Deb over at Smitten Kitchen (who is also not a pea lover) made a tempting-looking pea-studded pasta salad with a red pepper vinaigrette filling in for the usual oozy mayo dressing. Plus, the peas rest inside the shell-shaped pasta like they’re still in their pods — so cute!

Smitten Kitchen's Red Pepper-Pea Pasta Salad

Smitten Kitchen's Red Pepper-Pea Pasta Salad

Fresh peas have a great sweetness, and Heidi at 101 Cookbooks dresses her Fresh Pea Salad with a mint-date dressing to accentuate the sweet notes even more. This bright salad looks like the perfect light lunch.

Fresh Pea Salad From 101 Cookbooks

Fresh Pea Salad From 101 Cookbooks

Peas plus pasta also sounded very tempting, like this Tagliatelle with Fresh Peas and Lemon from Bill Granger.

Bill Granger's Tagliatelle With Fresh Peas

Bill Granger's Tagliatelle With Fresh Peas

Or, why not put them atop toast like La Tartine Gourmande does? This bright green goat cheese-scallion mixture looks beautiful (and delicious) with vibrant peas and radishes scattered on top.

La Tartine Gourmande's Brioche with Fresh Peas

La Tartine Gourmande's Brioche with Fresh Peas

Our own Aida Mollenkamp braises peas with chicken broth and butter lettuce (if you’ve never tried it cooked, it’s surprisingly amazing) and finishes it off with creamy Greek yogurt.

Aida's Braised Lettuce and Peas

Aida's Braised Lettuce and Peas

So what did I end up making?

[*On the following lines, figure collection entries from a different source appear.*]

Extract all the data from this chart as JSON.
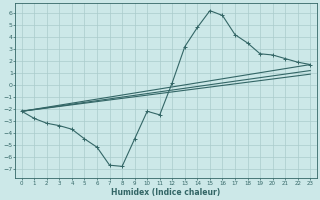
{
  "title": "",
  "xlabel": "Humidex (Indice chaleur)",
  "ylabel": "",
  "background_color": "#cce8e8",
  "grid_color": "#aacccc",
  "line_color": "#336666",
  "xlim": [
    -0.5,
    23.5
  ],
  "ylim": [
    -7.8,
    6.8
  ],
  "xticks": [
    0,
    1,
    2,
    3,
    4,
    5,
    6,
    7,
    8,
    9,
    10,
    11,
    12,
    13,
    14,
    15,
    16,
    17,
    18,
    19,
    20,
    21,
    22,
    23
  ],
  "yticks": [
    6,
    5,
    4,
    3,
    2,
    1,
    0,
    -1,
    -2,
    -3,
    -4,
    -5,
    -6,
    -7
  ],
  "main_series": {
    "x": [
      0,
      1,
      2,
      3,
      4,
      5,
      6,
      7,
      8,
      9,
      10,
      11,
      12,
      13,
      14,
      15,
      16,
      17,
      18,
      19,
      20,
      21,
      22,
      23
    ],
    "y": [
      -2.2,
      -2.8,
      -3.2,
      -3.4,
      -3.7,
      -4.5,
      -5.2,
      -6.7,
      -6.8,
      -4.5,
      -2.2,
      -2.5,
      0.2,
      3.2,
      4.8,
      6.2,
      5.8,
      4.2,
      3.5,
      2.6,
      2.5,
      2.2,
      1.9,
      1.7
    ]
  },
  "straight_lines": [
    {
      "x0": 0,
      "y0": -2.2,
      "x1": 23,
      "y1": 1.7
    },
    {
      "x0": 0,
      "y0": -2.2,
      "x1": 23,
      "y1": 0.9
    },
    {
      "x0": 0,
      "y0": -2.2,
      "x1": 23,
      "y1": 1.2
    }
  ]
}
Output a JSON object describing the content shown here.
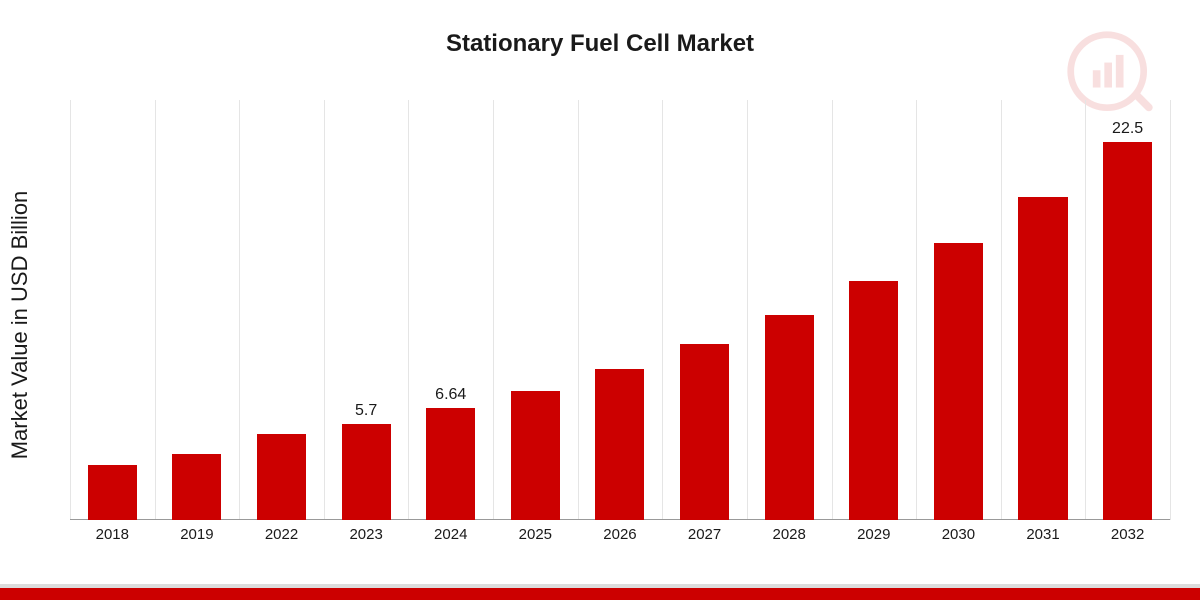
{
  "chart": {
    "type": "bar",
    "title": "Stationary Fuel Cell Market",
    "title_fontsize": 24,
    "ylabel": "Market Value in USD Billion",
    "ylabel_fontsize": 22,
    "background_color": "#ffffff",
    "bar_color": "#cc0000",
    "grid_color": "#e5e5e5",
    "baseline_color": "#999999",
    "text_color": "#1a1a1a",
    "ylim": [
      0,
      25
    ],
    "bar_width_ratio": 0.58,
    "font_family": "Arial",
    "categories": [
      "2018",
      "2019",
      "2022",
      "2023",
      "2024",
      "2025",
      "2026",
      "2027",
      "2028",
      "2029",
      "2030",
      "2031",
      "2032"
    ],
    "values": [
      3.3,
      3.9,
      5.1,
      5.7,
      6.64,
      7.7,
      9.0,
      10.5,
      12.2,
      14.2,
      16.5,
      19.2,
      22.5
    ],
    "value_labels": [
      "",
      "",
      "",
      "5.7",
      "6.64",
      "",
      "",
      "",
      "",
      "",
      "",
      "",
      "22.5"
    ],
    "category_boundaries_pct": [
      0,
      7.69,
      15.38,
      23.08,
      30.77,
      38.46,
      46.15,
      53.85,
      61.54,
      69.23,
      76.92,
      84.62,
      92.31,
      100
    ]
  },
  "watermark": {
    "ring_color": "#e9c8c9",
    "bar_color": "#e9c8c9",
    "handle_color": "#e9c8c9"
  },
  "footer": {
    "stripe_color": "#cc0000",
    "stripe_border": "#dcdcdc"
  }
}
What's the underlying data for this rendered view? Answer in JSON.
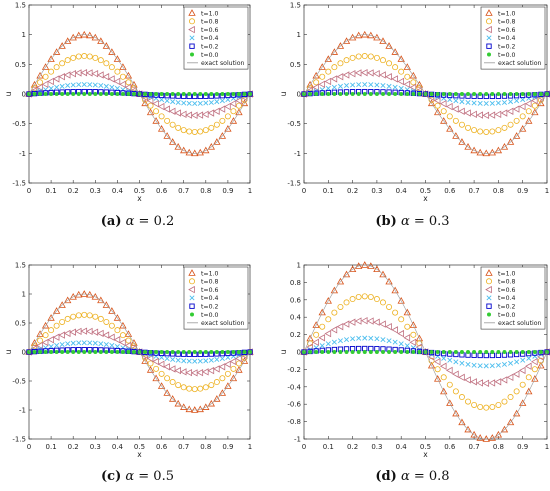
{
  "chart_data": [
    {
      "type": "line",
      "caption": {
        "letter": "(a)",
        "greek": "α",
        "rest": " = 0.2"
      },
      "xlabel": "x",
      "ylabel": "u",
      "xlim": [
        0,
        1
      ],
      "ylim": [
        -1.5,
        1.5
      ],
      "xticks": [
        "0",
        "0.1",
        "0.2",
        "0.3",
        "0.4",
        "0.5",
        "0.6",
        "0.7",
        "0.8",
        "0.9",
        "1"
      ],
      "yticks": [
        "1.5",
        "1",
        "0.5",
        "0",
        "-0.5",
        "-1",
        "-1.5"
      ],
      "legend_position": "top-right",
      "series": [
        {
          "name": "t=1.0",
          "marker": "triangle",
          "color": "#d95319",
          "amplitude": 1.0
        },
        {
          "name": "t=0.8",
          "marker": "circle",
          "color": "#edb120",
          "amplitude": 0.64
        },
        {
          "name": "t=0.6",
          "marker": "triangle-left",
          "color": "#c07080",
          "amplitude": 0.36
        },
        {
          "name": "t=0.4",
          "marker": "x",
          "color": "#4dbeee",
          "amplitude": 0.16
        },
        {
          "name": "t=0.2",
          "marker": "square",
          "color": "#0000cc",
          "amplitude": 0.04
        },
        {
          "name": "t=0.0",
          "marker": "dot",
          "color": "#33cc33",
          "amplitude": 0.0
        },
        {
          "name": "exact solution",
          "marker": "line",
          "color": "#999999",
          "amplitude": 1.0
        }
      ]
    },
    {
      "type": "line",
      "caption": {
        "letter": "(b)",
        "greek": "α",
        "rest": " = 0.3"
      },
      "xlabel": "x",
      "ylabel": "u",
      "xlim": [
        0,
        1
      ],
      "ylim": [
        -1.5,
        1.5
      ],
      "xticks": [
        "0",
        "0.1",
        "0.2",
        "0.3",
        "0.4",
        "0.5",
        "0.6",
        "0.7",
        "0.8",
        "0.9",
        "1"
      ],
      "yticks": [
        "1.5",
        "1",
        "0.5",
        "0",
        "-0.5",
        "-1",
        "-1.5"
      ],
      "legend_position": "top-right",
      "series": [
        {
          "name": "t=1.0",
          "marker": "triangle",
          "color": "#d95319",
          "amplitude": 1.0
        },
        {
          "name": "t=0.8",
          "marker": "circle",
          "color": "#edb120",
          "amplitude": 0.64
        },
        {
          "name": "t=0.6",
          "marker": "triangle-left",
          "color": "#c07080",
          "amplitude": 0.36
        },
        {
          "name": "t=0.4",
          "marker": "x",
          "color": "#4dbeee",
          "amplitude": 0.16
        },
        {
          "name": "t=0.2",
          "marker": "square",
          "color": "#0000cc",
          "amplitude": 0.04
        },
        {
          "name": "t=0.0",
          "marker": "dot",
          "color": "#33cc33",
          "amplitude": 0.0
        },
        {
          "name": "exact solution",
          "marker": "line",
          "color": "#999999",
          "amplitude": 1.0
        }
      ]
    },
    {
      "type": "line",
      "caption": {
        "letter": "(c)",
        "greek": "α",
        "rest": " = 0.5"
      },
      "xlabel": "x",
      "ylabel": "u",
      "xlim": [
        0,
        1
      ],
      "ylim": [
        -1.5,
        1.5
      ],
      "xticks": [
        "0",
        "0.1",
        "0.2",
        "0.3",
        "0.4",
        "0.5",
        "0.6",
        "0.7",
        "0.8",
        "0.9",
        "1"
      ],
      "yticks": [
        "1.5",
        "1",
        "0.5",
        "0",
        "-0.5",
        "-1",
        "-1.5"
      ],
      "legend_position": "top-right",
      "series": [
        {
          "name": "t=1.0",
          "marker": "triangle",
          "color": "#d95319",
          "amplitude": 1.0
        },
        {
          "name": "t=0.8",
          "marker": "circle",
          "color": "#edb120",
          "amplitude": 0.64
        },
        {
          "name": "t=0.6",
          "marker": "triangle-left",
          "color": "#c07080",
          "amplitude": 0.36
        },
        {
          "name": "t=0.4",
          "marker": "x",
          "color": "#4dbeee",
          "amplitude": 0.16
        },
        {
          "name": "t=0.2",
          "marker": "square",
          "color": "#0000cc",
          "amplitude": 0.04
        },
        {
          "name": "t=0.0",
          "marker": "dot",
          "color": "#33cc33",
          "amplitude": 0.0
        },
        {
          "name": "exact solution",
          "marker": "line",
          "color": "#999999",
          "amplitude": 1.0
        }
      ]
    },
    {
      "type": "line",
      "caption": {
        "letter": "(d)",
        "greek": "α",
        "rest": " = 0.8"
      },
      "xlabel": "x",
      "ylabel": "u",
      "xlim": [
        0,
        1
      ],
      "ylim": [
        -1,
        1
      ],
      "xticks": [
        "0",
        "0.1",
        "0.2",
        "0.3",
        "0.4",
        "0.5",
        "0.6",
        "0.7",
        "0.8",
        "0.9",
        "1"
      ],
      "yticks": [
        "1",
        "0.8",
        "0.6",
        "0.4",
        "0.2",
        "0",
        "-0.2",
        "-0.4",
        "-0.6",
        "-0.8",
        "-1"
      ],
      "legend_position": "top-right",
      "series": [
        {
          "name": "t=1.0",
          "marker": "triangle",
          "color": "#d95319",
          "amplitude": 1.0
        },
        {
          "name": "t=0.8",
          "marker": "circle",
          "color": "#edb120",
          "amplitude": 0.64
        },
        {
          "name": "t=0.6",
          "marker": "triangle-left",
          "color": "#c07080",
          "amplitude": 0.36
        },
        {
          "name": "t=0.4",
          "marker": "x",
          "color": "#4dbeee",
          "amplitude": 0.16
        },
        {
          "name": "t=0.2",
          "marker": "square",
          "color": "#0000cc",
          "amplitude": 0.04
        },
        {
          "name": "t=0.0",
          "marker": "dot",
          "color": "#33cc33",
          "amplitude": 0.0
        },
        {
          "name": "exact solution",
          "marker": "line",
          "color": "#999999",
          "amplitude": 1.0
        }
      ]
    }
  ]
}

I had pasta. I had peas. I had lettuce. I sautéed the peas with shallots à la this Mark Bittman recipe, then tossed with pasta and topped it with a little crispy Spanish ham. The verdict? Even the semi-painful shelling process (emotionally, not physically) was worth it — consider me converted.

What’s your take on peas: okay, no way or all-out pea lover?